Após a análise destes resultados decidiu-se usar as misturas LE3 e LE4. Nas áreas com menor quantidade de depósitos e manchas menos intensas usou-se a solução menos polar (LE3) e nas restantes LE4. A limpeza foi feita com cotonetes de algodão em movimentos circulares (fig. Ap-V 16) e com o auxílio de um bisturi (fig. Ap-V 17) nas áreas de maior concentração de depósitos e portanto mais difíceis de remover, evitando-se assim mais passagens do solvente. Durante este tratamento verificou-se a existência de repintes, nomeadamente na área do véu branco da Santa Mulher mais à direita, no rosto de Cristo, mais precisamente na área do olho direito e barba e ainda num dos elementos da gruta.
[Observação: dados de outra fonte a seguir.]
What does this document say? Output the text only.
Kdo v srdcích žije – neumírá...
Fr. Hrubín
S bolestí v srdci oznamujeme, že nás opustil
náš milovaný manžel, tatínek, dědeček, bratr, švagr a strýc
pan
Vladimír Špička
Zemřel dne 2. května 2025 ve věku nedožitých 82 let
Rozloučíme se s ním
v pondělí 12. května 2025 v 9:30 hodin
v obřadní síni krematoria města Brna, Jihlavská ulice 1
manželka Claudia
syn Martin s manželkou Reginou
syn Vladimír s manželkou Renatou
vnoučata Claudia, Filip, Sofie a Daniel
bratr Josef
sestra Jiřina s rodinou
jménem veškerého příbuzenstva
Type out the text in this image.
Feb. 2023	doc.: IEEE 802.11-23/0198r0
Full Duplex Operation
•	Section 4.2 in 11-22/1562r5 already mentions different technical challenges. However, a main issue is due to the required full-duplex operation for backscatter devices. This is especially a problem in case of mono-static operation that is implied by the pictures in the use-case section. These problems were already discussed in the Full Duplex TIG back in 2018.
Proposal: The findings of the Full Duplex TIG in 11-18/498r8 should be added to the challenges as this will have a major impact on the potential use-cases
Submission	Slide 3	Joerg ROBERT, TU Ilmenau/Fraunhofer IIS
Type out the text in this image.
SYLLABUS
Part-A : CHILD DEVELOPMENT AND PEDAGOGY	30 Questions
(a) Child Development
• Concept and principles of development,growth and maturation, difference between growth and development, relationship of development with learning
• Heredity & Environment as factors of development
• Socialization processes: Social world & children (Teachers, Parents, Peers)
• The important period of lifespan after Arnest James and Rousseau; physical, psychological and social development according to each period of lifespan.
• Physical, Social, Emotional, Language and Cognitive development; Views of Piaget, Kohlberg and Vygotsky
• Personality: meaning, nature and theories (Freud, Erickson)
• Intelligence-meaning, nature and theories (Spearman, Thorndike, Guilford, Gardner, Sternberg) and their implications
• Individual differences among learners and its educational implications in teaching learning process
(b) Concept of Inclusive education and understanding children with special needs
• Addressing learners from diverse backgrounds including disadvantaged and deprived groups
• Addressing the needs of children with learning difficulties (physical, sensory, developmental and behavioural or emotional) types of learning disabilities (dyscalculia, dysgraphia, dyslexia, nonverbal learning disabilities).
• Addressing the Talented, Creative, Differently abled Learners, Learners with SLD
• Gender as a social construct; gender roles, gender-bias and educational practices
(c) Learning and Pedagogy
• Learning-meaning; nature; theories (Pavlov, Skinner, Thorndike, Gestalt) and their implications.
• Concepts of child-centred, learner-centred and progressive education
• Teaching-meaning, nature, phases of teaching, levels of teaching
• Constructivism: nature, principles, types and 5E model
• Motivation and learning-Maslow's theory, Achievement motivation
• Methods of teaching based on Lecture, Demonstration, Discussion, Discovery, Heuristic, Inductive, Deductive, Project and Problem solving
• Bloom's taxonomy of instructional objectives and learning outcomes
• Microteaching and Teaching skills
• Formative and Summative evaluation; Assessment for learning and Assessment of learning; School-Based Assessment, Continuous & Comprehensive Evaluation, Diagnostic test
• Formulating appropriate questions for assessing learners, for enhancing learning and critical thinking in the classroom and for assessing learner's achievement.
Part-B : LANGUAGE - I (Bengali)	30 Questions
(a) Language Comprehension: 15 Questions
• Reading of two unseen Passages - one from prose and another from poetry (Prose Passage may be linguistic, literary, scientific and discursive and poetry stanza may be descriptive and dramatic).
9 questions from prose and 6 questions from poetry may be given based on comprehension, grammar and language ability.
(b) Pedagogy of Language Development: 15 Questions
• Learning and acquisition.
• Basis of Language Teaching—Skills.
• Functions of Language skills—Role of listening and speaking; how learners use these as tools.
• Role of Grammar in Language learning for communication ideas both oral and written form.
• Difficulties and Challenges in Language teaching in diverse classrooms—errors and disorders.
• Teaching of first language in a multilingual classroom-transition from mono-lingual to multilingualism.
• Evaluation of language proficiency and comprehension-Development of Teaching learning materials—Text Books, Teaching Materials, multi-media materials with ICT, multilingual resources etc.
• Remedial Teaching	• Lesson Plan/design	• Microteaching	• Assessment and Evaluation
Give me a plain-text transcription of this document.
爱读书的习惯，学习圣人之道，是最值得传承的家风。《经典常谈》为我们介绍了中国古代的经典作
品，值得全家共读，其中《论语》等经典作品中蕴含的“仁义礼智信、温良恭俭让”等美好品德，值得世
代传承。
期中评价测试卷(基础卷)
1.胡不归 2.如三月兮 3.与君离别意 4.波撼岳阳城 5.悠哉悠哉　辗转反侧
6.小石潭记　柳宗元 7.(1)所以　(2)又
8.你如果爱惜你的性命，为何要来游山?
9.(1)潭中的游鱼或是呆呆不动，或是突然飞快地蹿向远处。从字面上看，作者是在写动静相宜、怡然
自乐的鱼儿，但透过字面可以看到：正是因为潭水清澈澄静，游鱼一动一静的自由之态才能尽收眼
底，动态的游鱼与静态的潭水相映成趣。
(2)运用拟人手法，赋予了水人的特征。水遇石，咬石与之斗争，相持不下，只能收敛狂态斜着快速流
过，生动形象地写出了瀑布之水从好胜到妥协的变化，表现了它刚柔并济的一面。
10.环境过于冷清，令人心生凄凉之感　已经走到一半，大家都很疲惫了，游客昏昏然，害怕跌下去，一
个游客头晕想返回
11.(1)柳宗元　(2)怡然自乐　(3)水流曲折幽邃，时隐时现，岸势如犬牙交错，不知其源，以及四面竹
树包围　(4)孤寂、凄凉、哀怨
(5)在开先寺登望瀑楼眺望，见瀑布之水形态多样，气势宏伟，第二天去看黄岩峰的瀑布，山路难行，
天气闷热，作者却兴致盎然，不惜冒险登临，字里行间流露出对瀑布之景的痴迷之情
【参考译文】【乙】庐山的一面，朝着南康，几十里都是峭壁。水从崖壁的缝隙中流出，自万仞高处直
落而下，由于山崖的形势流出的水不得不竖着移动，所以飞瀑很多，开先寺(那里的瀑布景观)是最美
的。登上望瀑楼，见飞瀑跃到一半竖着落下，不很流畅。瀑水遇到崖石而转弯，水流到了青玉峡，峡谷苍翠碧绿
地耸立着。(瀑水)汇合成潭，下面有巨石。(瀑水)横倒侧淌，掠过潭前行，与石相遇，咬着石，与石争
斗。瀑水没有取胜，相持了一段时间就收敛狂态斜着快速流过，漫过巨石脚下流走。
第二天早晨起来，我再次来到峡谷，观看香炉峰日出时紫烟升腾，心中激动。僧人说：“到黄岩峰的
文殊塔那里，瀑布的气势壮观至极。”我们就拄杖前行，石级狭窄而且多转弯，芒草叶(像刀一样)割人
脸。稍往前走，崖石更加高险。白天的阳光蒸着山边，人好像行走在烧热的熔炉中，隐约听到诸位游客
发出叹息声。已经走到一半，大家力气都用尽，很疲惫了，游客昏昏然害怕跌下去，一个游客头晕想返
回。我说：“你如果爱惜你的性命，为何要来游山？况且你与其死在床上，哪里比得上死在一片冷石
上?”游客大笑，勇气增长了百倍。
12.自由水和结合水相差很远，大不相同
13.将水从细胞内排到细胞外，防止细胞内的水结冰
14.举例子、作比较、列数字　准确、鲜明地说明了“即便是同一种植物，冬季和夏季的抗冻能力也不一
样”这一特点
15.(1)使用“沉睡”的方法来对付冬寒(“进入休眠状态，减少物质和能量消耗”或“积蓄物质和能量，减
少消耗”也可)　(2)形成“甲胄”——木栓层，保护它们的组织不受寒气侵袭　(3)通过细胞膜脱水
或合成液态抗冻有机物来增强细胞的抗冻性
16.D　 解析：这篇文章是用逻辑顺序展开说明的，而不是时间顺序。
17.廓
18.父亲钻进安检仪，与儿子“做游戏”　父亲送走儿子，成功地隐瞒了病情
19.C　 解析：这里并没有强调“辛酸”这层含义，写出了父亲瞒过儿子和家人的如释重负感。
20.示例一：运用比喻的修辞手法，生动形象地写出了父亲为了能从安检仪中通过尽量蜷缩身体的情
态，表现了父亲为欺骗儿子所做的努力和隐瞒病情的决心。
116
Este último repinte sobrepunha-se à paisagem, ocultando assim uma boa parte da pintura original. Estes repintes foram removidos pelas soluções acima descritas, uma vez que se mostraram igualmente eficazes.

A limpeza realizada foi uma limpeza seletiva, isto é, apenas nas áreas com maior concentração de depósitos e manchas, enunciadas atrás.